Laughter — but of the apprehensive sort.

He went straight into it, exactly as he had planned. Bull-by-the-horns stuff — we're all professionals — necessary surgery. But also something tacitly courageous in your acting High Commissioner's bearing as he first scans his notes, then taps the blunt end of his pencil on them and braces his shoulders before addressing the parade.

"There are two things I have to tell you this morning. The first is embargoed till you hear it on the news, British or Kenyan, whoever breaks it first. At twelve hundred hours today the Kenyan police will issue a warrant for the arrest of Dr. Arnold Bluhm for the willful murder of Tessa Quayle and the driver Noah. The Kenyans have been in touch with the Belgian government and Bluhm's employers will be informed in advance. We're ahead of the game because of the involvement of Scotland Yard, who will be passing their file to Interpol."

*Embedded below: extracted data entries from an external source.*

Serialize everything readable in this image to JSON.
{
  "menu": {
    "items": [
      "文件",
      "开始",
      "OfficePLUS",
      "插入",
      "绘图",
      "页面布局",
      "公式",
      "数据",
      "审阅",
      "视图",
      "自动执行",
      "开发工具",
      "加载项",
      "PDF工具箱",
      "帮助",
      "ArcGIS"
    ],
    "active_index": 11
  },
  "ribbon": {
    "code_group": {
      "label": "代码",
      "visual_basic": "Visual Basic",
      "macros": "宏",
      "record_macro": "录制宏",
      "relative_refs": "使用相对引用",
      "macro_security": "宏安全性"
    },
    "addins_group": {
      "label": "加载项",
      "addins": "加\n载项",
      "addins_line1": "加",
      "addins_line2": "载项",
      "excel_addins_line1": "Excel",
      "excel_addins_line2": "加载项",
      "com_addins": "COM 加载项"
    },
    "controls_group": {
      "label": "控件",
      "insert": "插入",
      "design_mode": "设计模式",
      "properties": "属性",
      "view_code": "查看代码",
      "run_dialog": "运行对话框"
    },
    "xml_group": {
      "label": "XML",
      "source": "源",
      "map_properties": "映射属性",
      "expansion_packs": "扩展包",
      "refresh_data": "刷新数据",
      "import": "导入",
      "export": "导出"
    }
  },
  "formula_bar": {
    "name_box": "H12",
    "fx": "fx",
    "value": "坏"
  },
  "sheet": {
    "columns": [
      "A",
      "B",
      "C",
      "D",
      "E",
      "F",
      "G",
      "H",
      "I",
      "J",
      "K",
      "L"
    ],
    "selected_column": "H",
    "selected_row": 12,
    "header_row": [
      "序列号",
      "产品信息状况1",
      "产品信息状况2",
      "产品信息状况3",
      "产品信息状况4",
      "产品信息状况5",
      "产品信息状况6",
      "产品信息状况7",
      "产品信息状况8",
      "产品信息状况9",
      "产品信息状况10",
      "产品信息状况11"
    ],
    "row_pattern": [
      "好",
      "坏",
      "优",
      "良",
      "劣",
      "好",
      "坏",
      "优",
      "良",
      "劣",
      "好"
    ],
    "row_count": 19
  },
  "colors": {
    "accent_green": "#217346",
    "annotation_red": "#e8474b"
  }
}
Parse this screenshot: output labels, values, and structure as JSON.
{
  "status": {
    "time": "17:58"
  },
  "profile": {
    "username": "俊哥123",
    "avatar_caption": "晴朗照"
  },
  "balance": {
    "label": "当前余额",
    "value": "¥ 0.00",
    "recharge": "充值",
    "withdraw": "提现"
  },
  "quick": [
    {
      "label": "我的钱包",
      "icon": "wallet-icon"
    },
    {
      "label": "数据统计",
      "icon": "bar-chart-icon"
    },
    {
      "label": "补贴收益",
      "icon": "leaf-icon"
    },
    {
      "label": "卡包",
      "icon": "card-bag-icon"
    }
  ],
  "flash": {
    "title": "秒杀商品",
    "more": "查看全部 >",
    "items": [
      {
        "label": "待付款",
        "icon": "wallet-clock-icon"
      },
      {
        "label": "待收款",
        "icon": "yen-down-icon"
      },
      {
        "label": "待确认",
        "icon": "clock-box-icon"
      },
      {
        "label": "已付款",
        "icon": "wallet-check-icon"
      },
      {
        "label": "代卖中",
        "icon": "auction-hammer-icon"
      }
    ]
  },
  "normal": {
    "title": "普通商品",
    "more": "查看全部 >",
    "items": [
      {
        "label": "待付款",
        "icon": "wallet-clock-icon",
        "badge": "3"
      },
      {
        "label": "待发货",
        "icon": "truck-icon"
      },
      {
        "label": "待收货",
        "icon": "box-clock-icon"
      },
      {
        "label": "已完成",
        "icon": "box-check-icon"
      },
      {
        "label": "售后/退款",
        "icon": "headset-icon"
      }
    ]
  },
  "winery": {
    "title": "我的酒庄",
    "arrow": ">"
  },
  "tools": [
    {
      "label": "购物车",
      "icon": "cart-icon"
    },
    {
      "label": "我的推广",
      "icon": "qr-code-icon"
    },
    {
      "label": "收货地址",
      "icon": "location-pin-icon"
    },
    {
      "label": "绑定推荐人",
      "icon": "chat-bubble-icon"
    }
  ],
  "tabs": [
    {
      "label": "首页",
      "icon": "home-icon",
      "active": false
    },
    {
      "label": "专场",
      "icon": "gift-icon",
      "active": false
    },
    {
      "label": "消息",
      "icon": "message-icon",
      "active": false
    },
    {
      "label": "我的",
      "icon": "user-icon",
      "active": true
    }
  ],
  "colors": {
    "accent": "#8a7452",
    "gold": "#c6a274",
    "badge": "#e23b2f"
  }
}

Scarcely a chair creaks after the explosion. No protest, no gasp of astonishment. Just Ghita's enigmatic eyes fixed on him at last, admiring or hating him.

"I know this'll be a hell of a shock to you all, particularly those of you who knew Arnold and liked him. If you want to tip off your partners, you have my permission to do so at your discretion." Quick flash of Gloria, who until Tessa's death had dismissed Bluhm as a jumped-up gigolo but was now mysteriously concerned for his well-being. "I can't pretend I'm delighted myself," Woodrow confessed, becoming the tight-lipped master of understatement. "There'll be the usual facile press explanations of motive, of course. The Tessa-Bluhm relationship will be raked over ad infinitum. And if they ever catch him, there'll be a noisy trial. So from the point of view of this Mission the news could hardly be worse. I've no information at this stage regarding the strength of the evidence. I'm told it's cast iron, but they would say that, wouldn't they?" The same hint of grit inside the humor. "Questions?"